I tried to replicate it and successfully created the failures
At first, I tried mavproxy to verify if the network is connecting
mavproxy.py --master=udpout:192.168.1.103:14552
It works, so udp connection should be perfect.
Then I tried pymavlink
import time
from pymavlink import mavutil
master = mavutil.mavlink_connection("udpout:192.168.1.103:14552")
master.mav.ping_send(
int(time.time() * 1e6), # Unix time in microseconds
0, # Ping number
0, # Request ping of all systems
0 # Request ping of all components
)
master.wait_heartbeat()
while True:
try:
print(master.recv_match().to_dict())
except:
pass
time.sleep(0.1)
It works too. The ping is necessary to get the heartbeat, otherwise it stuck forever.
After that I tried dronekit
connection_string = 'udpout:192.168.1.103:14552'
from dronekit import connect, VehicleMode
print("Connecting to vehicle on: %s" % (connection_string))
vehicle = connect(connection_string, wait_ready=True, source_system=1)
vehicle.wait_ready('autopilot_version')
print (" Last Heartbeat: %s" % vehicle.last_heartbeat)
print (" System status: %s" % vehicle.system_status.state)
print (" Mode: %s" % vehicle.mode.name) # settable
vehicle.close()
print("Completed")
It doesn’t work.
Then I found this discussion suggesting that old version of Ardupilot used to work. So I loaded Arducopter 3.6.9 into the Cube and tried again.

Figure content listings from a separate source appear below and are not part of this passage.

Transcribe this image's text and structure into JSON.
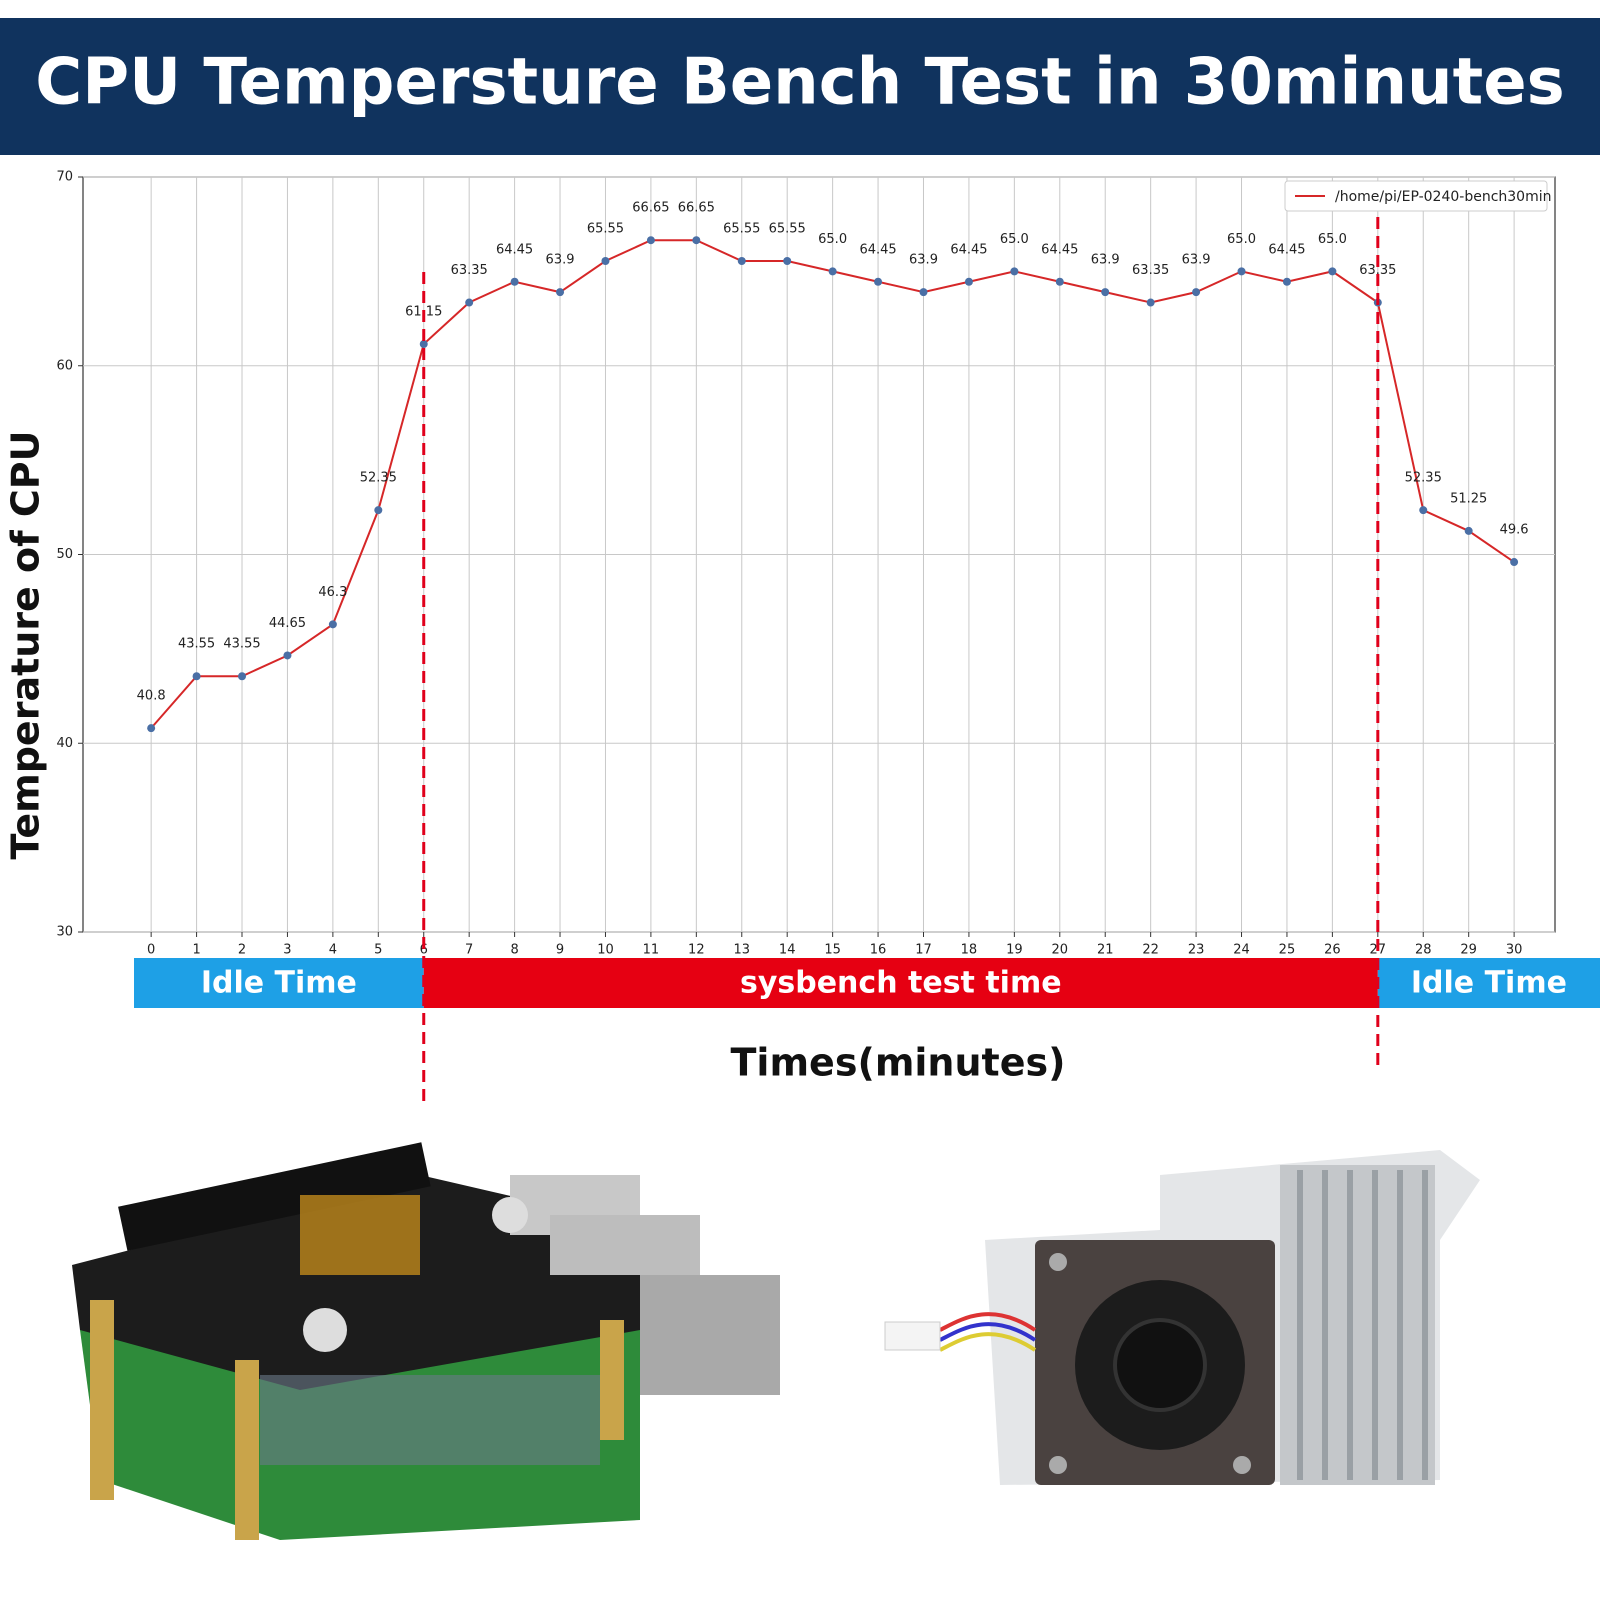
{
  "chart_data": {
    "type": "line",
    "title": "CPU Tempersture Bench Test in 30minutes",
    "xlabel": "Times(minutes)",
    "ylabel": "Temperature of CPU",
    "x": [
      0,
      1,
      2,
      3,
      4,
      5,
      6,
      7,
      8,
      9,
      10,
      11,
      12,
      13,
      14,
      15,
      16,
      17,
      18,
      19,
      20,
      21,
      22,
      23,
      24,
      25,
      26,
      27,
      28,
      29,
      30
    ],
    "series": [
      {
        "name": "/home/pi/EP-0240-bench30min",
        "color": "#d62728",
        "marker_color": "#4a6fa5",
        "values": [
          40.8,
          43.55,
          43.55,
          44.65,
          46.3,
          52.35,
          61.15,
          63.35,
          64.45,
          63.9,
          65.55,
          66.65,
          66.65,
          65.55,
          65.55,
          65.0,
          64.45,
          63.9,
          64.45,
          65.0,
          64.45,
          63.9,
          63.35,
          63.9,
          65.0,
          64.45,
          65.0,
          63.35,
          52.35,
          51.25,
          49.6
        ],
        "value_labels": [
          "40.8",
          "43.55",
          "43.55",
          "44.65",
          "46.3",
          "52.35",
          "61.15",
          "63.35",
          "64.45",
          "63.9",
          "65.55",
          "66.65",
          "66.65",
          "65.55",
          "65.55",
          "65.0",
          "64.45",
          "63.9",
          "64.45",
          "65.0",
          "64.45",
          "63.9",
          "63.35",
          "63.9",
          "65.0",
          "64.45",
          "65.0",
          "63.35",
          "52.35",
          "51.25",
          "49.6"
        ]
      }
    ],
    "xlim": [
      -1.5,
      30.9
    ],
    "ylim": [
      30,
      70
    ],
    "xticks": [
      0,
      1,
      2,
      3,
      4,
      5,
      6,
      7,
      8,
      9,
      10,
      11,
      12,
      13,
      14,
      15,
      16,
      17,
      18,
      19,
      20,
      21,
      22,
      23,
      24,
      25,
      26,
      27,
      28,
      29,
      30
    ],
    "yticks": [
      30,
      40,
      50,
      60,
      70
    ],
    "grid": true,
    "legend": "upper right",
    "vlines": [
      6,
      27
    ],
    "vline_color": "#e0001b",
    "bands": [
      {
        "label": "Idle Time",
        "color": "#1ea0e6"
      },
      {
        "label": "sysbench test time",
        "color": "#e60012"
      },
      {
        "label": "Idle Time",
        "color": "#1ea0e6"
      }
    ]
  }
}
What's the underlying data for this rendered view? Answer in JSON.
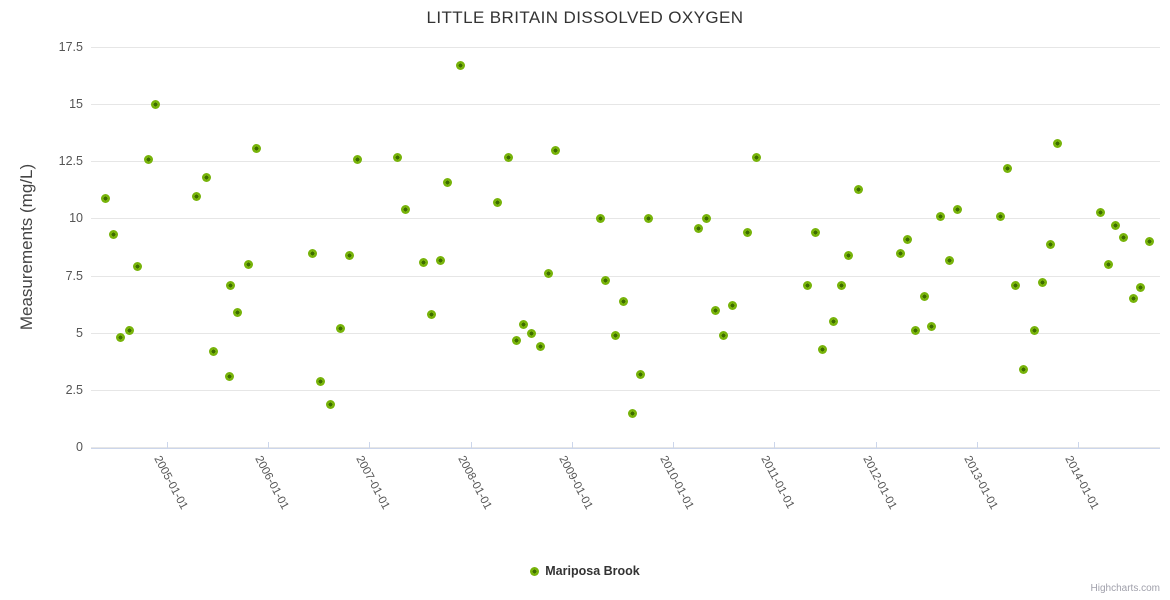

Now it is definitely receiving messages from my Cube, but the errors spammed the communication.
These few lines are not appearing in Ardupilot 4.0.0. So maybe firmware version is also a factor. Maybe most of the message became unrecognizable for the dronekit. The discussion above also says that building dronekit from source will solve the problem.
By the way, I am using CubeBlack and the old standard carrier board. They are old enough and still having the same issue, so I don’t think the Orange or ADS-B carrier board cause the problem.